Evrard was the first-choice goalkeeper for Belgium's UEFA Women's Euro 2022 campaign in England. She was vital to their progression to the quarter-finals despite not being amongst the heavy favourites in their group, and saved both penalties she faced in the group stages, one each against Iceland and France.

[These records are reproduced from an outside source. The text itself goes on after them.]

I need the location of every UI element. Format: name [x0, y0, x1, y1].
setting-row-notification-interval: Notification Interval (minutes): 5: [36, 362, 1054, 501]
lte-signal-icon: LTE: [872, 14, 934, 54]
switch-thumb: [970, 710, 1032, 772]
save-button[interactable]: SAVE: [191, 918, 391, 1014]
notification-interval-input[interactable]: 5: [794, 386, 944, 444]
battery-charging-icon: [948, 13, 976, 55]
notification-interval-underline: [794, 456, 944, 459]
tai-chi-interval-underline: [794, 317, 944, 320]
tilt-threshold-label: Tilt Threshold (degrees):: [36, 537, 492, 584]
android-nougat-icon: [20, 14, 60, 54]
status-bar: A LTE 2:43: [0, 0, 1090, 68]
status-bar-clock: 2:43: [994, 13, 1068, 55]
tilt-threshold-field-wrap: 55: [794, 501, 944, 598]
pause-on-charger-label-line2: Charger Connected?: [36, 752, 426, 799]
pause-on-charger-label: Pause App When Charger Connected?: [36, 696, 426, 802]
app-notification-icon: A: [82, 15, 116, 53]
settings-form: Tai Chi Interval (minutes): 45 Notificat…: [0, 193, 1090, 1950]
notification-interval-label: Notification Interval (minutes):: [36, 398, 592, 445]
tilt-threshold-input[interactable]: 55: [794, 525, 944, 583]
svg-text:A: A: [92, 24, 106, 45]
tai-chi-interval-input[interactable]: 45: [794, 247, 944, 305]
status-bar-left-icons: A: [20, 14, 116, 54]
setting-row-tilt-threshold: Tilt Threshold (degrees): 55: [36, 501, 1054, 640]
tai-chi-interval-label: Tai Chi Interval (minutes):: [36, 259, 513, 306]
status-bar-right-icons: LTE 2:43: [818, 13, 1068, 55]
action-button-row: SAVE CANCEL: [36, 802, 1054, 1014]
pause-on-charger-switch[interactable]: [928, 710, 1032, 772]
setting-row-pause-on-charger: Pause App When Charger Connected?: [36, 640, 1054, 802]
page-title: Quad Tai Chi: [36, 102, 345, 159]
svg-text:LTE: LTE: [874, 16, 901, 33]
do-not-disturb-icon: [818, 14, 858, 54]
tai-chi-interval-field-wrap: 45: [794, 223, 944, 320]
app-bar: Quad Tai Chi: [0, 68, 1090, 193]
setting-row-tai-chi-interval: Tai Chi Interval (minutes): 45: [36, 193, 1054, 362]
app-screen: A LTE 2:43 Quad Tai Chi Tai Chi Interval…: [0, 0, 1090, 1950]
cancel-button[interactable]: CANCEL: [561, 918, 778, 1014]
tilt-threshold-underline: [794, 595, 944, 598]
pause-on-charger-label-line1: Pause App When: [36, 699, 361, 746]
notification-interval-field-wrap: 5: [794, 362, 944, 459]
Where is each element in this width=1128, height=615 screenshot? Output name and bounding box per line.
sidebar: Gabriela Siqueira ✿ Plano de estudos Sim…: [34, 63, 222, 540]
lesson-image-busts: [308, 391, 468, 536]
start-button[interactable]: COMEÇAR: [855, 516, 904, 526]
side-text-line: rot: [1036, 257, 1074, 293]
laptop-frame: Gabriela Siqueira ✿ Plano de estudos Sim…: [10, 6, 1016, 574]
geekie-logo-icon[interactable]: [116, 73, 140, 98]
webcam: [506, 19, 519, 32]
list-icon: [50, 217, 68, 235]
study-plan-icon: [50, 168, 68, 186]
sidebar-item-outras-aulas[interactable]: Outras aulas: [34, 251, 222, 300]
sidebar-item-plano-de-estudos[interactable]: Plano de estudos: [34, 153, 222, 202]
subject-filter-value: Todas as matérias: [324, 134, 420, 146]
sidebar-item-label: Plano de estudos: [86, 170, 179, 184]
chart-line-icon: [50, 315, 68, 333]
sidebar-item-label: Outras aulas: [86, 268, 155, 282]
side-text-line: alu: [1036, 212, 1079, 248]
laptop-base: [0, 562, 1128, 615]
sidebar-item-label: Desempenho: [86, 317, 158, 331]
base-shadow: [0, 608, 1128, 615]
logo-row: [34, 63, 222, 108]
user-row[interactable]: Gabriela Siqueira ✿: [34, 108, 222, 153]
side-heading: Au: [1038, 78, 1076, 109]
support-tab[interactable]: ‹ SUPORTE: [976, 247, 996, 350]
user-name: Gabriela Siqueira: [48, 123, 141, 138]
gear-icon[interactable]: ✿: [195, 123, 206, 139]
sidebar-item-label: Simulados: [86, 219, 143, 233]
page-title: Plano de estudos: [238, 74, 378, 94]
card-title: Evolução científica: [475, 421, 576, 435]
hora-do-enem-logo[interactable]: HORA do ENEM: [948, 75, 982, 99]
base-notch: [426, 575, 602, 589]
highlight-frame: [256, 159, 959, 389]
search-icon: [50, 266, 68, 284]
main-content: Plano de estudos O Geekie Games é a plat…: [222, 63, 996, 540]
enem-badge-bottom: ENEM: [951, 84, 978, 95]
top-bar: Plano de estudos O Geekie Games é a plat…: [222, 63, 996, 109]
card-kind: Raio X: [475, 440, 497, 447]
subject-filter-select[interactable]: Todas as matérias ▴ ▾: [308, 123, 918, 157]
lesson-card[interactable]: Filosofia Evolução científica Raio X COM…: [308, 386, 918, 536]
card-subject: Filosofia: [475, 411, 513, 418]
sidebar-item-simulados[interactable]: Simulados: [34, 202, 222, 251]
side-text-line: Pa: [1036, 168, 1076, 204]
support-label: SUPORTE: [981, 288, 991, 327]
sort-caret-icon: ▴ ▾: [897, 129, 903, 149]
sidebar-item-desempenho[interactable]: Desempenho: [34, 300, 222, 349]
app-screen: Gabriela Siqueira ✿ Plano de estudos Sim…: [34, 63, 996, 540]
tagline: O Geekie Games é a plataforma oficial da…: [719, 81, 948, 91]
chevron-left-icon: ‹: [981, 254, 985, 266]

Her hamstring injury at the end of 2023 meant Evrard did not play a single international for Belgium in 2024, recovering sufficiently to be substitute goalkeeper in Belgium's final games of their successful UEFA Women's Euro 2025 qualification via the play-offs, and remained on the bench for both legs of the play-off final against Ukraine, with Lisa Lichtfus starting instead.

On 11 June 2025, Evrard was called up to the Belgium squad for the UEFA Women's Euro 2025.

==Personal life==
Like many of her Belgium teammates, Evrard is semi-professional and when she is not playing football, she is an entrepreneur with her own business renting out bouncy castles.

Evrard is in a relationship with Belgian footballer Shari Van Belle.